How Piers Morgan Sold Donald Trump to the U.K.
Trump told Morgan that, if elected president, he won’t have a good relationship with the British PM, and denies lusting after Princess Diana.
In a bar room interview screened in the UK on Tuesday evening, just hours ahead of his much-hyped sit-down with Megyn Kelly on Fox in the US, Trump was his usual abrasive self.
And Morgan—a longtime friend of Trump’s, and previous winner of Celebrity Apprentice—just loved it.
Several of the most news-worthy soundbites from Piers Morgan Meets Donald Trump had already been widely trailed, such as the presumptive Republican presidential nominee warning he won’t have a good relationship with British Prime Minister David Cameron if he’s elected (Cameron called Trump’s comments on Muslims “stupid, divisive and wrong”) and Trump’s bizarre attack on the intelligence of London Mayor Sadiq Khan.
Shortly after taking office, Khan criticized Trump’s views of Islam as ignorant—but in his interview with Morgan, Trump attempted to turn the tables on Khan and said Khan’s remarks that he was ‘stupid’ were ‘nasty’.
“Let's take an I.Q. test,” Trump said Monday, adding that Khan had never met him and “doesn’t know what I’m all about.”

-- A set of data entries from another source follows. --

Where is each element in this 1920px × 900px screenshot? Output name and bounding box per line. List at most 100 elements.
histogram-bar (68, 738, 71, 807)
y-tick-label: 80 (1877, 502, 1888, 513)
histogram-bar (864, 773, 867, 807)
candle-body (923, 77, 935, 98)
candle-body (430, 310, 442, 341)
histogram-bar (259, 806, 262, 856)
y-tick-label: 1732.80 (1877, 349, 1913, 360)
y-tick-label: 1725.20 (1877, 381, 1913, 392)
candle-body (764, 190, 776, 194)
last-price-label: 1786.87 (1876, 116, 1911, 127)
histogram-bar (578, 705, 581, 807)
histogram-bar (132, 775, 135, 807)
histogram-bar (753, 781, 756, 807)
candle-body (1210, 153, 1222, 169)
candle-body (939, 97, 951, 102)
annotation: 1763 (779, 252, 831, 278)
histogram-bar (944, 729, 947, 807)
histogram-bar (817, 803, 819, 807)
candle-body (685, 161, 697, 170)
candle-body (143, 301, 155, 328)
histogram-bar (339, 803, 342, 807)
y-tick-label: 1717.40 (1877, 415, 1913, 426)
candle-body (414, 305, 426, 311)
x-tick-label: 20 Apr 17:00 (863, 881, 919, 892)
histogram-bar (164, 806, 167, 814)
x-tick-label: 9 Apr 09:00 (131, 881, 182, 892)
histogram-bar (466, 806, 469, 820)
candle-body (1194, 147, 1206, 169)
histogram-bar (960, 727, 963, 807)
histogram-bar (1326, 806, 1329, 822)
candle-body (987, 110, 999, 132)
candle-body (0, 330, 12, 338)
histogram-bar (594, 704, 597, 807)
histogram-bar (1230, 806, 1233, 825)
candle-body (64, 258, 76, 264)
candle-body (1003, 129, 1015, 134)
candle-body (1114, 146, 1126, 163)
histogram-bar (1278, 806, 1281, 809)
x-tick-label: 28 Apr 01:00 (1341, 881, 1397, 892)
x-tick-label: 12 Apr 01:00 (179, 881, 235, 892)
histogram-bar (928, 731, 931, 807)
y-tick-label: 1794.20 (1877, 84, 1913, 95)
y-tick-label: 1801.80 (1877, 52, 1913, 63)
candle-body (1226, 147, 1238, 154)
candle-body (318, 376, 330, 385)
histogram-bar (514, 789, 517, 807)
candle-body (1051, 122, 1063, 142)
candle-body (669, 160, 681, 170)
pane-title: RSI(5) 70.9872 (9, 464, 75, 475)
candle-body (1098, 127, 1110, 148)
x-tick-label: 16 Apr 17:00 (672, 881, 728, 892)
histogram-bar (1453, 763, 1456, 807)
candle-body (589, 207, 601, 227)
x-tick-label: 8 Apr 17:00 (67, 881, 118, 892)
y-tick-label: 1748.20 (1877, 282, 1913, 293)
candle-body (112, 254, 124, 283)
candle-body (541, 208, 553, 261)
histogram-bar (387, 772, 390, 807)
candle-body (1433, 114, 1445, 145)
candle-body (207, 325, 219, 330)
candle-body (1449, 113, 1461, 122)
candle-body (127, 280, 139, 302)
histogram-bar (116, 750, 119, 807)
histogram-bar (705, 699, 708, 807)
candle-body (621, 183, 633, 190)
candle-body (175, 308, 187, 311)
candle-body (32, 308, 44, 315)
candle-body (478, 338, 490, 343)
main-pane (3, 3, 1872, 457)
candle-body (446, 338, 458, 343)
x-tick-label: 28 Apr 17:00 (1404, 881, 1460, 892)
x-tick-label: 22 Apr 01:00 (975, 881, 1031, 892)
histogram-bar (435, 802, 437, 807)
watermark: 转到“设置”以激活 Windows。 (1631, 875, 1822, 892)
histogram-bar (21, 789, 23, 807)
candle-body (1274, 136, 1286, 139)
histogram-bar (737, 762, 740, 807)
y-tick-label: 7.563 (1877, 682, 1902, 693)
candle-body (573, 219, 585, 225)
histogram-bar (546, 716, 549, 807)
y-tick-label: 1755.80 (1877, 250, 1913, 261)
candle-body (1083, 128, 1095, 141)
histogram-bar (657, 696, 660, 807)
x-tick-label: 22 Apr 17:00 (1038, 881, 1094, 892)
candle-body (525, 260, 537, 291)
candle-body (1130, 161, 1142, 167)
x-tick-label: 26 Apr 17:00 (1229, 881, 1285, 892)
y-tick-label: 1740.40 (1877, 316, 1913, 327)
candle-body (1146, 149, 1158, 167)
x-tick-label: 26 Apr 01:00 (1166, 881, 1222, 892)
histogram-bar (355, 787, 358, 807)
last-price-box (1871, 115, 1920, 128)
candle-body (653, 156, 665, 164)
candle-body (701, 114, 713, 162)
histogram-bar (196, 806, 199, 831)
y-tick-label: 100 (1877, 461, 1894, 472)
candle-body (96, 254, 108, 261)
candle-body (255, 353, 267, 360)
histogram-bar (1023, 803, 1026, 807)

“I think they're very rude statements and frankly, tell him, I will remember those statements. They’re very nasty statements.”
Trump did not seek to engineer a particularly presidential image, instead shooting the interview perched on a bar stool with rows of gleaming optics behind him.

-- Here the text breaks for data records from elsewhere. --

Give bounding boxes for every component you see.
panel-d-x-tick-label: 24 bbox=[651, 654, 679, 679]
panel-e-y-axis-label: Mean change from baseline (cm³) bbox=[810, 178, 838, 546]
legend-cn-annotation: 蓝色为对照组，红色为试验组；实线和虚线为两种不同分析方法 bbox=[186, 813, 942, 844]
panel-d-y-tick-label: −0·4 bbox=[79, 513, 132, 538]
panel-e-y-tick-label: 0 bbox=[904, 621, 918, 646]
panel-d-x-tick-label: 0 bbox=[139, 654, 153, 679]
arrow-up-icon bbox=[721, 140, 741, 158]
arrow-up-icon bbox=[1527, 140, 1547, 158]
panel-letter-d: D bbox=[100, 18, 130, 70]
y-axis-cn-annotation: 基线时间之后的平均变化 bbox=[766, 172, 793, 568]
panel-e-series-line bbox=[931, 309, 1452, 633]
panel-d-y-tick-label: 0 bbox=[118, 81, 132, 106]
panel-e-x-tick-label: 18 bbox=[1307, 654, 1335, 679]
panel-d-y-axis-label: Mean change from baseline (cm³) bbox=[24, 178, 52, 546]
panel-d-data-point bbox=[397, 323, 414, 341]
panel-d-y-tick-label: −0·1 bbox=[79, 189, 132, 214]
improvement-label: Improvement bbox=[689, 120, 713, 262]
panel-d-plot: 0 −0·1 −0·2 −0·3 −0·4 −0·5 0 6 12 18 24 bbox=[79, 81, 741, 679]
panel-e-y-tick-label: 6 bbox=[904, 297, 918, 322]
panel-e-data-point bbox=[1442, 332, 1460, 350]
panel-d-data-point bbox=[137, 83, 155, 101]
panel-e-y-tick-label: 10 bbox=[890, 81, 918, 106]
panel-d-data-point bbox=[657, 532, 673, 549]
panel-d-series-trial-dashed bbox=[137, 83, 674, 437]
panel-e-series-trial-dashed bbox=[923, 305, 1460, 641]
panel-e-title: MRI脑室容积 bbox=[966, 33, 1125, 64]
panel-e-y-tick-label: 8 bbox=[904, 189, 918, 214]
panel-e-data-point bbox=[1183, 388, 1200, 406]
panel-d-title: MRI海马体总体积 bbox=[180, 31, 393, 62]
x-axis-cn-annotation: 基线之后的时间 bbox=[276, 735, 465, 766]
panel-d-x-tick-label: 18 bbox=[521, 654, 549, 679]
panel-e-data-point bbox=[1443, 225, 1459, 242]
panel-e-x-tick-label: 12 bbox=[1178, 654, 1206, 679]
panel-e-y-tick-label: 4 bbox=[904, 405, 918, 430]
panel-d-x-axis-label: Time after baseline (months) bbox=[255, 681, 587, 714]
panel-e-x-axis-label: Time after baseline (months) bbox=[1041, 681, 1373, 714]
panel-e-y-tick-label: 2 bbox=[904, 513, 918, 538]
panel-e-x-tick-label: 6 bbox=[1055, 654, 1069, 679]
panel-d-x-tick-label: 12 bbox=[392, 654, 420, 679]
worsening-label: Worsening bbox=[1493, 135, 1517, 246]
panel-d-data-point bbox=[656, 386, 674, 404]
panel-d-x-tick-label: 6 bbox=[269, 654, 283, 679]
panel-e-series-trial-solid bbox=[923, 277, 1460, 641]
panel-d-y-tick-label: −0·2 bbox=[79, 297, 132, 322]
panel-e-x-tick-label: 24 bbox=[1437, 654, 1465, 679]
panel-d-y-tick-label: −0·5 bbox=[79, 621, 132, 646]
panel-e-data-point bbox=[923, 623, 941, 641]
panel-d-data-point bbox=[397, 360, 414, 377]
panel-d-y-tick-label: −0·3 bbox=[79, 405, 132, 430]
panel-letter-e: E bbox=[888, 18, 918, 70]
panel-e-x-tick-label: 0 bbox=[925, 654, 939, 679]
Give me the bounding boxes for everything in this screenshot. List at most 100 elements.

He denied the rumor he had lusted after Princess Diana.
“Totally false, so false. I liked her. I met her in New York once…I did respect her, but I had no interest from that standpoint. But I did meet her once and I thought she was lovely.”
Trump laid into Hilary Clinton, describing her as “a very flawed candidate--horrible on jobs,” and denied he had ever been “good friends” with the Clintons, saying, “I knew everybody, I knew every politician, it was part of what I had to do.”
Trump showed few signs of rowing back on his remarks on banning Muslims from entering the United States, saying, “We have a tremendous problem with radical Islamic terror and it’s not people from Sweden who are doing the damage…there is something going on that is not good.”
Asked if he regretted his remarks on banning Muslims from entering America, he said, “It got people thinking. I’m not against any religion but there is something very bad going on there and we have to get to the bottom of it.”
Asked how he expected moderate, law-abiding Muslims to react to his remarks, he said they needed to “turn in” terrorists, saying, “They know what's going on, if they don’t turn them in it’s going to be very hard to get along.”
Trump said that he had been against the various wars that America has involved itself in in the Middle East, remarking, “15 years ago, if our presidents had all gone to the beach and done nothing, we’d be in a better place than we are today.
“Bush got us into it, it was a terrible thing that happened, and Obama, the way he got out, was a disaster.”
Trump added that there was however a “moral obligation” to help people left in the war-torn regions, adding, “I love people. I respect people. I am a nice person. I like to help people. Most people don’t know that.”